Would you consider yourself to be one of God's friends? It's not the sort of question I have asked myself very often, but it does enter my thoughts and prayers from time to time, especially when I think about the many good, holy people throughout history who have by life and example made a difference, enriched the standing of the children of Adam and Eve a little. For me these are the people of every race and belief who show love towards others, towards creation and particularly towards those we would classify as enemies, persons who show evil and harm towards others.

The whole discussion about sin, evil and forgiveness is central to our life as Christians, it is at the heart of our own calling by Christ who urges each one of us to forge friendships, forgive others and in his great commandment to: "love one another as I love you. No one has greater love than this, to lay down one's life for one's friends". (Jn 15:12-13) But that brings me back to wonder about the nature of friendship with God. For me that small term, 'friend of God' carries a whole manner of things with it.

Too often I have heard religious figures talk (or write) about God in terms of a distant, unknowable, even aggressively angry being. You know what I mean, it's the language people use against each other, especially in terms of polemical discussion, but it can enter into our ordinary faith life by disagreements and debate. The old second world war cartoon, 'Carless talk costs lives' should be an icon for each one of us, in the sense that unthinking, aggressive or half thought out statements, especially about matters of faith, can easily turn people away from religion, even in the sense of losing their connection with God. This is not how God's friends behave!

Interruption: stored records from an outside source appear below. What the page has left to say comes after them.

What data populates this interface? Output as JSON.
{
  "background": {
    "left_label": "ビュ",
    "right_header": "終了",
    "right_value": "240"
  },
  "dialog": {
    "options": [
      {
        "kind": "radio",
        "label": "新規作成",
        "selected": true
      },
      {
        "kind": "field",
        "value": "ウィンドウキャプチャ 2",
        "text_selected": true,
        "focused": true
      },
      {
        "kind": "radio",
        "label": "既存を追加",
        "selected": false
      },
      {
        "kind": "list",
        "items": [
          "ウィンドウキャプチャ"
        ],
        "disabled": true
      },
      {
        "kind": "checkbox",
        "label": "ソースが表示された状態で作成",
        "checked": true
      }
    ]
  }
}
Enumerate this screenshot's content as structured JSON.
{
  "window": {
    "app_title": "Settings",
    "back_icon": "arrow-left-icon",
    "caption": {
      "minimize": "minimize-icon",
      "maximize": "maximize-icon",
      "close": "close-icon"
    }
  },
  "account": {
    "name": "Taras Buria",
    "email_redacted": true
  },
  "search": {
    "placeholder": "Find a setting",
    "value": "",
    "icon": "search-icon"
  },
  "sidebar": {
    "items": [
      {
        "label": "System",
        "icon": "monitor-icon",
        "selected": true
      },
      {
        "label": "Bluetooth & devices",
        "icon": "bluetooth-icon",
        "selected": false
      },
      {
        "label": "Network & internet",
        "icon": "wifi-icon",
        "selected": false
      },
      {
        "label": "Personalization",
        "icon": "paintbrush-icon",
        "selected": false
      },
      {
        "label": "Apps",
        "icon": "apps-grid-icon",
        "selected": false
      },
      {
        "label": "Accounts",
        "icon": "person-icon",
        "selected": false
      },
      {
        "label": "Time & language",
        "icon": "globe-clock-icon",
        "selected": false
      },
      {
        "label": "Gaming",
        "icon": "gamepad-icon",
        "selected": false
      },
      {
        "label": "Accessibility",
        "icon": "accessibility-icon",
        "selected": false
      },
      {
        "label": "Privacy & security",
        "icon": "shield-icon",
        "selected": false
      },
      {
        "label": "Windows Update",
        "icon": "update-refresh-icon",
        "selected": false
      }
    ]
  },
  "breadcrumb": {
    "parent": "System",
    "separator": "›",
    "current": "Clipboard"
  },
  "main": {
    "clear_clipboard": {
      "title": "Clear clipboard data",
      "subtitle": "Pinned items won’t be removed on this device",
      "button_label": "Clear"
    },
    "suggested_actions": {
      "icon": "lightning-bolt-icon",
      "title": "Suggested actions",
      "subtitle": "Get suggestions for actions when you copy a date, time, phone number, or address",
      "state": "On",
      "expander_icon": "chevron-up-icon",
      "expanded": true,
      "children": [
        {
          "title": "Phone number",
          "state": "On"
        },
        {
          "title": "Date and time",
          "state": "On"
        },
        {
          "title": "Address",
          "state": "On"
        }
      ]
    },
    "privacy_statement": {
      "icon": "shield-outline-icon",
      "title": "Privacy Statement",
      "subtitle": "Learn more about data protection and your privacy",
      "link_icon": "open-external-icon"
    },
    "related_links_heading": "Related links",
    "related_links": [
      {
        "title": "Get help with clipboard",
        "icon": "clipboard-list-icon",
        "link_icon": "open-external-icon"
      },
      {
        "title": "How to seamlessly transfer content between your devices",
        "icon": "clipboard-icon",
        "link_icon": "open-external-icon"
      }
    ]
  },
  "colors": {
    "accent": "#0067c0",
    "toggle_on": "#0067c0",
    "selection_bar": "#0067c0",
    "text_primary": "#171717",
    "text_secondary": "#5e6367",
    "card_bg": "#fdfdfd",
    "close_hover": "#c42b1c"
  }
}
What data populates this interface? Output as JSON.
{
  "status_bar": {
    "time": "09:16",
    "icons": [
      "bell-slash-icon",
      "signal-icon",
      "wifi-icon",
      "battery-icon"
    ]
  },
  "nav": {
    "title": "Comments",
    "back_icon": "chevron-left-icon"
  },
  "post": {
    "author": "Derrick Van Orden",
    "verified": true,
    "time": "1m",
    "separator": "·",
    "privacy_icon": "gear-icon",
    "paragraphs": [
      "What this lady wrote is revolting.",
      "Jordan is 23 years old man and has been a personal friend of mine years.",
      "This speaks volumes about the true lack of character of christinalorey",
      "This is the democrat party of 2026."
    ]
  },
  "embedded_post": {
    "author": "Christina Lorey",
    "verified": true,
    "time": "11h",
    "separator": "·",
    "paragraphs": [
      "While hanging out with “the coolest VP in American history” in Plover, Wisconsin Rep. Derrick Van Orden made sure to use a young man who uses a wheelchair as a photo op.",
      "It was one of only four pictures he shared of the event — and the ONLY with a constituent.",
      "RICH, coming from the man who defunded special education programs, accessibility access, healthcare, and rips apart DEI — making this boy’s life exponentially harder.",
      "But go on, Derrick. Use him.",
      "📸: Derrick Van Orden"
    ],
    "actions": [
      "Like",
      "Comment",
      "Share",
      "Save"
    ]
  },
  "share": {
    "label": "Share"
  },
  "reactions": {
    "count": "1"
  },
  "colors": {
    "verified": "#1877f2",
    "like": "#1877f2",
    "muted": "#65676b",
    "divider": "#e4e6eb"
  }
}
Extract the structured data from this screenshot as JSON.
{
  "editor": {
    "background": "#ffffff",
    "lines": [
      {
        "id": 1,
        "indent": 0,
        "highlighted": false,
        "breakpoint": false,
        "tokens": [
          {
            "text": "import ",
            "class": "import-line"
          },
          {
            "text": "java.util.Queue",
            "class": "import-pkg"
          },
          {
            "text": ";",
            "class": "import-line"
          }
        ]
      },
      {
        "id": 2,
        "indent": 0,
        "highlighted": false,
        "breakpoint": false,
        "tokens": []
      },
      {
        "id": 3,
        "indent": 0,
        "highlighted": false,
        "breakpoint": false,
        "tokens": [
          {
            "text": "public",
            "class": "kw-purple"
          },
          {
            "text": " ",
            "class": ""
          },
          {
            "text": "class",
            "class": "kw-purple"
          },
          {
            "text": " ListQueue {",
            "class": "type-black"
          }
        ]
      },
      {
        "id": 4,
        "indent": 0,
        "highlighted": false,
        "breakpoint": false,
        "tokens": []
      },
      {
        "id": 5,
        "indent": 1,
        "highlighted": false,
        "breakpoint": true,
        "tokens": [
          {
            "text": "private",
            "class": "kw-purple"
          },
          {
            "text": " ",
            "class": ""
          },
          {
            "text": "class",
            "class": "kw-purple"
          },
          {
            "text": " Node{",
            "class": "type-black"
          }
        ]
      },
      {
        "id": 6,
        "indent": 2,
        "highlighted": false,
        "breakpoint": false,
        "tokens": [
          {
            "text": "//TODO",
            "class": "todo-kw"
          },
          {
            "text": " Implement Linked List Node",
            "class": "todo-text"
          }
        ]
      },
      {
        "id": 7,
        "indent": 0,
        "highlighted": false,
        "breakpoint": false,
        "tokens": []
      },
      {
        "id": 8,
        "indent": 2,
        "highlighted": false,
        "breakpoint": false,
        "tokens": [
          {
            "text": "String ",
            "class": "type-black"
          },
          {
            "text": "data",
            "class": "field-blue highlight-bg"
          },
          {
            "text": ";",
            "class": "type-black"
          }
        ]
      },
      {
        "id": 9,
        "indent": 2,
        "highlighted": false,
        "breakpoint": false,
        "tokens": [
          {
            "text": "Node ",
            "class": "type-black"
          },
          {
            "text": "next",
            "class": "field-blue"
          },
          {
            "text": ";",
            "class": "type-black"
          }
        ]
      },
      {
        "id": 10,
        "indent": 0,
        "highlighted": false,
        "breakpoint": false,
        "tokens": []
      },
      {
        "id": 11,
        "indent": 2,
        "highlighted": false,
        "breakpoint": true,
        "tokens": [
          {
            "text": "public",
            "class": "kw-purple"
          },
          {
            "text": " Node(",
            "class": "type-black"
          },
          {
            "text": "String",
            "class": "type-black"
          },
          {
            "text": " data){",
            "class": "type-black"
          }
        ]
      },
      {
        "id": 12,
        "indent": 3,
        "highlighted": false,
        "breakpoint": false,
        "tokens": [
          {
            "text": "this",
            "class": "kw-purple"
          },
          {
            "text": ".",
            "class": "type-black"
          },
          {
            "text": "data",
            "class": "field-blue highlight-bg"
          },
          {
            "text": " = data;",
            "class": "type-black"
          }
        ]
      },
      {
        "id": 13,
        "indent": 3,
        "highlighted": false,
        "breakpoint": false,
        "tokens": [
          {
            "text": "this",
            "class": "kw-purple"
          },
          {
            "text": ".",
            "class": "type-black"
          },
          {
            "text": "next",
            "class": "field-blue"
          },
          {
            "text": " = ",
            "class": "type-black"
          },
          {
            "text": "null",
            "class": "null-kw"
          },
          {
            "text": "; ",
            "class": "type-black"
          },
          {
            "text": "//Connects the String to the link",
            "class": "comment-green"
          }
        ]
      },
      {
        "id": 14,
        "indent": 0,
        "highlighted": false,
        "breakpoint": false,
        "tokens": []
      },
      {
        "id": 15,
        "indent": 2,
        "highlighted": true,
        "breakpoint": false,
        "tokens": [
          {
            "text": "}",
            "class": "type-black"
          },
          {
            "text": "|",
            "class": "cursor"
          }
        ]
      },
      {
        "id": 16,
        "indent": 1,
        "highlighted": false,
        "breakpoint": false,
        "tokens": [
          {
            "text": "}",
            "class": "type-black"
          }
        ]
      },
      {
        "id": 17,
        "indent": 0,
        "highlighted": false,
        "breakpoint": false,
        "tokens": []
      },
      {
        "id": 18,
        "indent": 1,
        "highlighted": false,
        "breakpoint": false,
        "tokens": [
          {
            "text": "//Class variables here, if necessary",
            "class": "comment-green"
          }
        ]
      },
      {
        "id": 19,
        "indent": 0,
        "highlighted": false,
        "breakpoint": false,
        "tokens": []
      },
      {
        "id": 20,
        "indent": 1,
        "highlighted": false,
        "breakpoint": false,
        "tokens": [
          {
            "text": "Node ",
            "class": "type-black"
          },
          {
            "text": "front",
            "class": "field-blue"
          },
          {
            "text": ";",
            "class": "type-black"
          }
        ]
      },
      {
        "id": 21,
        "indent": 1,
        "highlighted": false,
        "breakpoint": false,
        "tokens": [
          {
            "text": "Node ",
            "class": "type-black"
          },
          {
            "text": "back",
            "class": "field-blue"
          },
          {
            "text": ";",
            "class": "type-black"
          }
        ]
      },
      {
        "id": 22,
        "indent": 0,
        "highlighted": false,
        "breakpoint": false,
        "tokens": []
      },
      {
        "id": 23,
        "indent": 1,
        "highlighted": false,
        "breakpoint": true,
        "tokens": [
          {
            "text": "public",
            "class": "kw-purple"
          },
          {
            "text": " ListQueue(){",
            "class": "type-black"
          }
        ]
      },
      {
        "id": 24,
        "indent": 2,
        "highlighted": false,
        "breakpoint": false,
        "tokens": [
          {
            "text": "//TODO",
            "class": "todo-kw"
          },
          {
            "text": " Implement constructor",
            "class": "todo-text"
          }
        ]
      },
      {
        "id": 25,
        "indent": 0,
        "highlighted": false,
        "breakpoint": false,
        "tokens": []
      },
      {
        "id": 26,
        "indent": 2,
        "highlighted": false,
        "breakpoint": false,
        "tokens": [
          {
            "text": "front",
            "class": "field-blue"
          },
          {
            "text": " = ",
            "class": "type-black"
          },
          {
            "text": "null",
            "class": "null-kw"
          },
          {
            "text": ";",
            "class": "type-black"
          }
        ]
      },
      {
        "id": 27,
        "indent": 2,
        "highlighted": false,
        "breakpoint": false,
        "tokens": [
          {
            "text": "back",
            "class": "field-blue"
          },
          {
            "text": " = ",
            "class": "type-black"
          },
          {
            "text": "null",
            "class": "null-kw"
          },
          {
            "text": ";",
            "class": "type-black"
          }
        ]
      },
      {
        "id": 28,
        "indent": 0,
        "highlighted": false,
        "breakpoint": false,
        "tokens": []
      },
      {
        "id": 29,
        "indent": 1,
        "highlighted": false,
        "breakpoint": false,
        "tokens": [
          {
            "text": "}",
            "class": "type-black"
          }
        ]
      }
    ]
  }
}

In the book of Acts, Peter reminds us all that the living God seeks out each and everyone of us, 'no partiality' Peter says! He does not define how that relationship is understood, like any friendship, that of our own with God is something that grows, is almost indefinable in quantifiable terms but links to who we are, for it is about acceptance and the willingness to stay alongside each other no matter what may come. Friendship with God begins in that gracious image of God walking with his friends in the cool of that garden in the tale of creation. It reaches its climax in the love Jesus shows to us by calling us not servants or members of a Church or even brothers and sisters, but friends rooted in Him. As Graham Green wrote, "Friendship is something in the soul. It is a thing one feels. It is not a return for something."(Greene. The Heart of the Matter) It is God's initiative, let us accept it with joy!

Lectio Divina

"And what is a friend? More than a father, more than a brother: a traveling companion, with him, you can conquer the impossible, even if you must lose it later. Friendship marks a life even more deeply than love. Love risks degenerating into obsession, friendship is never anything but sharing. It is a friend that you communicate the awakening of a desire, the birth of a vision or a terror, the anguish of seeing the sun disappear or of finding that order and justice are no more. That's what you can talk about with a friend. Is the soul immortal, and if so why are we afraid to die? If God exists, how can we lay claim to freedom, since He is its beginning and its end? What is death, when you come down to it? The closing of a parenthesis, and nothing more? And what about life? In the mouth of a philosopher, these questions may have a false ring, but asked during adolescence or friendship, they have the power to change being: a look burns and ordinary gestures tend to transcend themselves. What is a friend? Someone who for the first time makes you aware of your loneliness and his, and helps you to escape so you in turn can help him. Thanks to him who you can hold your tongue without shame and talk freely without risk. That's it."

From: The Gates of the Forest by Elie Wiesel.


Fr Robin Gibbons is an Eastern Rite Catholic Chaplain for Melkites in the UK. He is also an Ecumenical Canon of Christ Church, Oxford.